Just as an aside I find Sand much more difficult to translate than Rimbaud. She makes perfect sense in French but somehow her syntax can be troublesome in translation to English, at least for me.
Awesome!!!!! Rimbaud is great power of creativty in the human soul. Thanks for the video!!!!
A year since my last comment but still such an incredibly well put together video. So glad to have the happiness of finding this video
What a storied life in two chapters Rimbaud had.
My favorite author.
Awesome video!
Magnificent summary, what a life, what a poet
What a fantastic doco, thank you very much :)
Thank You!!! Great Summation.
Sir, thank you for the fine intro.
Paul Verlaine fell in home with him. Rambeau rejected him so Verlaine shot him ( but not killed him). Verlaine ended up in jail where he wrote his best poetry. My favorite " il pleut dans mon cours"
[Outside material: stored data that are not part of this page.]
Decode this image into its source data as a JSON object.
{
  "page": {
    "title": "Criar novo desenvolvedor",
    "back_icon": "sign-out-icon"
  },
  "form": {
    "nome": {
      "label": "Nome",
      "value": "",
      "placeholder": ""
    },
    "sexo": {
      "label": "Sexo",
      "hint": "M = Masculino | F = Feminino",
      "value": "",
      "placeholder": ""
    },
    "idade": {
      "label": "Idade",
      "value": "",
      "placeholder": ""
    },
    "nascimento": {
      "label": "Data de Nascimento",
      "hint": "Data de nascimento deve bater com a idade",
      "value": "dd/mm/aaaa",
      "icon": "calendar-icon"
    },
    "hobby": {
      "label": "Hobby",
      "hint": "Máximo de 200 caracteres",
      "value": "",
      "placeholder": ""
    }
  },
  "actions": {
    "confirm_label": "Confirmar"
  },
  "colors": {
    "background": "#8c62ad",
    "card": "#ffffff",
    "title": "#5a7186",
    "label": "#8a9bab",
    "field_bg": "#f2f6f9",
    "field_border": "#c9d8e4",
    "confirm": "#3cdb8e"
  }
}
Truly enjoy this video of yours! When I was first introduced to Rimbaud at the age of 12, nothing thereafter influenced me as much... The simple, short writing career moved me more than any other writer/poet... How old were you when you first encountered Rimbaud? 😮
I think I was in my early 20's, probably the same age he quit writing. Rimbaud was a revelation!
@@outofthepage ... Certainly 'a revelation '! I read, have read a lot, and will continue to read a lot, but never so moved as by Rimbaud... 😉
Grazie ❤❤❤
It's a shame that I knew him in my 20s
His season in hell opened my eyes to prose poetry.
Didn't Leonardo de Caprio
play him? 🙂
It's pronounced Artyoour Rham-BOH, not Arrthur (in English) Rombart.
how tf did you say his name LMAOOOO
So he was the Kurt Cobain of the 19th century
That's just your opinion
Nothing about Rimbaud's return at the end of his short life to the Catholic faith of his childhood.
Accomplished more in 21 years than most poets do in a lifetime: really? Sylvia Plath writes a volume of such honesty and power it enters the consciousness of the human race and haunts half the planet by the time she's twenty nine? John Keats exhibits undeveloped powers some have compared to Shakespeare's gifts, dead at twenty five? Thomas Hardy, the only writer in history outside of Schiller and Goethe who is both a first rate poet and novelist, as competent at 88 years old as thirty? Frost, winner of three Pulitzers, also strong at twenty five and eighty eight,
exposing the dark side of the 20th century relentlessly for sixty years? Emily Dickinson, strange little lady of the hymnal form, extrapolating the universe from her back yard, who packed more profundity in four lines than Whitman did in a hundred? Oh, you're saying "most" poets. Shall I go on here for days to dispel that BS. No, Mr. Rimbaud, worldwide, has become fashionable: spacey, gay, anti social, the champion of the African sensibilities over European and American (the goat herder is a poet), the poor exploited wandering soul abused by "the system", who presents the surreal as the real, the real as the false, and blah blah blah. PC rears its ugly head once more, the logical conclusion of the premise, goddamn, we have missed the truth of history and promoted the wrong people! Let's rectify the situation! Kill Eliot, Chaucer, Milton, all the other dead white guys who leeched the powers of women, inverted behaviors, space cadets and sympathizers of the ignorant and poor: render the normal evil and abusive. Up with the people! and the weirdos.
plath is vastly overrated. no one is walking around reciting sylvia plath poems, unless on some college campus. I think that i shall never see a poem lovely as a tree, now thats poetry everyone knows. i prefer anne sexton.
Yikes
I have one word for you: Prozac.
But who genuinely gives a fuck whether one writes a good poem or a story in the age of 15 or 80? I mean if the poem speaks to you or story keeps you wanting to read more, that's the purpose of them. I personally like Rimbaud.
@@puliturchannel7225 You do have a point. It really doesn't matter at what age a work is created. What's interesting to me, and sort of entertaining is when writers go back and edit their juvenalia to make it seem they were more advanced at an early age.